Boniek Forbes

Personal information
- Full name: Boniek Manuel Gomes Forbes
- Date of birth: 30 September 1983 (age 42)
- Place of birth: Guinea-Bissau
- Height: 5 ft 10 in (1.78 m)
- Position: Winger

Youth career
- 000?–2002: Leyton Orient

Senior career*
- Years: Team / Apps / (Gls)
- 2002–2004: Leyton Orient / 13 / (0)
- 2004: Ford United / 4 / (0)
- 2004: Chelmsford City / 1 / (0)
- 2004: Heybridge Swifts / 14 / (0)
- 2004–2005: Hornchurch / 4 / (0)
- 2005: Bishop's Stortford / 10 / (2)
- 2005–2006: Thurrock
- 2006: Enfield Town
- 2006: East Thurrock United
- 2006: Brimsdown Rovers
- 2006–10: Cheshunt

= Boniek Forbes =

Footballer (born 1983)

Boniek Manuel Gomes Forbes (born 30 September 1983) is a former footballer who played as a winger.
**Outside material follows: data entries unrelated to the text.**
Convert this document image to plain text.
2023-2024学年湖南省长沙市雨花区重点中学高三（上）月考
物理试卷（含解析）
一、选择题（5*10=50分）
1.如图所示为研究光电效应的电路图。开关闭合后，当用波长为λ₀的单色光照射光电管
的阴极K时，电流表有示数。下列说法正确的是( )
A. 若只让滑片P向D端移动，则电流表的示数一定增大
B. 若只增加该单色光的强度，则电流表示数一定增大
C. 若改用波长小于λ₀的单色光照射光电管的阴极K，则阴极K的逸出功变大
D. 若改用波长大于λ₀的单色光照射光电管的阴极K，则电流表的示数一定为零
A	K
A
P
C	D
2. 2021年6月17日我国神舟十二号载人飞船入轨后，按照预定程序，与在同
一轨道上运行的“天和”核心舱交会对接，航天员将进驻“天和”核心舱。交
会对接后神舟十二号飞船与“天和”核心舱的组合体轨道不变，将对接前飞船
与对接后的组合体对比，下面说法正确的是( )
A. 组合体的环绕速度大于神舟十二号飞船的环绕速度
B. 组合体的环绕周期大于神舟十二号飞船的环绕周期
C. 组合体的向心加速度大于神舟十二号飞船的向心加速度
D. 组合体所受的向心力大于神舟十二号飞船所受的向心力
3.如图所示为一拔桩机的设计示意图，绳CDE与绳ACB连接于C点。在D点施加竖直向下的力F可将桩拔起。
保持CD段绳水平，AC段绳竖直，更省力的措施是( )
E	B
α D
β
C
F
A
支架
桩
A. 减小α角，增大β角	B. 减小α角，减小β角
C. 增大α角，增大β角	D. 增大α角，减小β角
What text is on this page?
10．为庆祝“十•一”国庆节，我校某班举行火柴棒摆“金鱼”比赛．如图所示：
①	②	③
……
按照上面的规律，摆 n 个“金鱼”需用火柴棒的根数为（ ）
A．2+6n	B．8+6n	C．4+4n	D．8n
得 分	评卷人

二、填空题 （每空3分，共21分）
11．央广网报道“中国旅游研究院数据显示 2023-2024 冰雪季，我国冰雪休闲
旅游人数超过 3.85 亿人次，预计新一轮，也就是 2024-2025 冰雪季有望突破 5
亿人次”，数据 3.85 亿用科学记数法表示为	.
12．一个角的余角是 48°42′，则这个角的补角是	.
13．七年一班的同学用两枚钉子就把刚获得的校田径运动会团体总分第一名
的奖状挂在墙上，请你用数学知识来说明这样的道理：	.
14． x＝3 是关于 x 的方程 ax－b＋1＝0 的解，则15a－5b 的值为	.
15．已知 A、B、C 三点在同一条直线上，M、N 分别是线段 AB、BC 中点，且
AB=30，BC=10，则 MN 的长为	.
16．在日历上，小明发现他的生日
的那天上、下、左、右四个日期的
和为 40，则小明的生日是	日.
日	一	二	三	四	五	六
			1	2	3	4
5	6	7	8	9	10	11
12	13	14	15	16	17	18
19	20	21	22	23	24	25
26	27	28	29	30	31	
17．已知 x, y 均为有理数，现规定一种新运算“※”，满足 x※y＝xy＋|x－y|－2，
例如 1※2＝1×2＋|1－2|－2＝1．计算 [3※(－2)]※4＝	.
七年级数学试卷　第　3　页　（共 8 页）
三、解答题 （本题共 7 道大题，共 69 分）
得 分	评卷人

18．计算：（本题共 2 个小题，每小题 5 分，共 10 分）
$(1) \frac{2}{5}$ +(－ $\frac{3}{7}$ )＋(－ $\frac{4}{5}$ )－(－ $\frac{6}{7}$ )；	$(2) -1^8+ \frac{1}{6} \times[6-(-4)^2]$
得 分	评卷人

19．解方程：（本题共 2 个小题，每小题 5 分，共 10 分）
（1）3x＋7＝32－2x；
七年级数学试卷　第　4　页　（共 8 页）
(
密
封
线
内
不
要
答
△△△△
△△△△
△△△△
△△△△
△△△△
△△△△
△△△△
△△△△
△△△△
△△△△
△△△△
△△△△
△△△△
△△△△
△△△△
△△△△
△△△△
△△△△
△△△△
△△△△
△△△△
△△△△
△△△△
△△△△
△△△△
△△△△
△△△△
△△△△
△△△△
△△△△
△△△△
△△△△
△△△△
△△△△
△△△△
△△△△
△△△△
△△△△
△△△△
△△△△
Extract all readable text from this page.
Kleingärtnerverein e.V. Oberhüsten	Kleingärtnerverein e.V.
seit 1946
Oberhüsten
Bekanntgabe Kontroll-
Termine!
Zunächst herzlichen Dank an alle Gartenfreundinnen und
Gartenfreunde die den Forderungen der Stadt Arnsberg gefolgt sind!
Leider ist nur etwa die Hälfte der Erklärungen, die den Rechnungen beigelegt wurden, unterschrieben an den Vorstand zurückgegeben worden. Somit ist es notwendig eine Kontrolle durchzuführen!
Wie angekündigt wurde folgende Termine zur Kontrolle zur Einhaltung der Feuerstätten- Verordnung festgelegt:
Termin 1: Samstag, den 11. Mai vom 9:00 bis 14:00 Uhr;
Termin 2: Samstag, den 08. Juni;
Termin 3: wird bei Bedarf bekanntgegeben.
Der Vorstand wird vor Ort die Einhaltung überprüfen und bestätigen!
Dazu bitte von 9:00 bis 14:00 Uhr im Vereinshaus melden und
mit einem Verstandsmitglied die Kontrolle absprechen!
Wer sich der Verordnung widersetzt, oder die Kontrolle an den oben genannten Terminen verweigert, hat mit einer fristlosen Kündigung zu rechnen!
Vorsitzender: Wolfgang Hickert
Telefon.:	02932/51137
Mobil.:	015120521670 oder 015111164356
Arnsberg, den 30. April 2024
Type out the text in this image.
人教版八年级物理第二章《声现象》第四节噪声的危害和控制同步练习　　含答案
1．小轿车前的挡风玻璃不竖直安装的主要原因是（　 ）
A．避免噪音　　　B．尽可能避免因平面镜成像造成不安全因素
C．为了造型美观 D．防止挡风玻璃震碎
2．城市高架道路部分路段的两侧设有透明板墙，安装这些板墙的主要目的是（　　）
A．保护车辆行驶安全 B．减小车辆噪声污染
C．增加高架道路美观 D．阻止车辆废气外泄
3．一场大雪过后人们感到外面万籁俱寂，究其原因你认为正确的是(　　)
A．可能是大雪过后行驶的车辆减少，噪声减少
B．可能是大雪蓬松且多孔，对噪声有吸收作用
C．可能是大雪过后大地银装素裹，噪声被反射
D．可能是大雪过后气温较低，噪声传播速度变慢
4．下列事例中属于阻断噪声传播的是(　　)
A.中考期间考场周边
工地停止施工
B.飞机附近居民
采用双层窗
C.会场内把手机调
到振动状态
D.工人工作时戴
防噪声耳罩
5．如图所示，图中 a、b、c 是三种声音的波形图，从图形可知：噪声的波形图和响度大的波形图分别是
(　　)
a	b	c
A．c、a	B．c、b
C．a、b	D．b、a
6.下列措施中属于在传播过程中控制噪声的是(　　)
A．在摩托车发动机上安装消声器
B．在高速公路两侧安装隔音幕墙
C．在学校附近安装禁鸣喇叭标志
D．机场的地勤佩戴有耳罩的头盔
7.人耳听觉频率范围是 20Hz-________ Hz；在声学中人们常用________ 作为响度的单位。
He played for Leyton Orient in the Football League. He received his first name Boniek after famous Polish international player Zbigniew Boniek.

After initially performing 'very well as a sub early in the season', Forbes struggled for playing time towards the end of the 2003/04 season with manager Martin Ling pointing towards his lack of versatility as an issue, and as a result his contract was mutually terminated before the end of the campaign, at the time he was expected to join Aldershot Town F.C on trial.

Forbes left Cheshunt F.C. in the summer of 2010, joining Boreham Wood F.C. on trial soon after.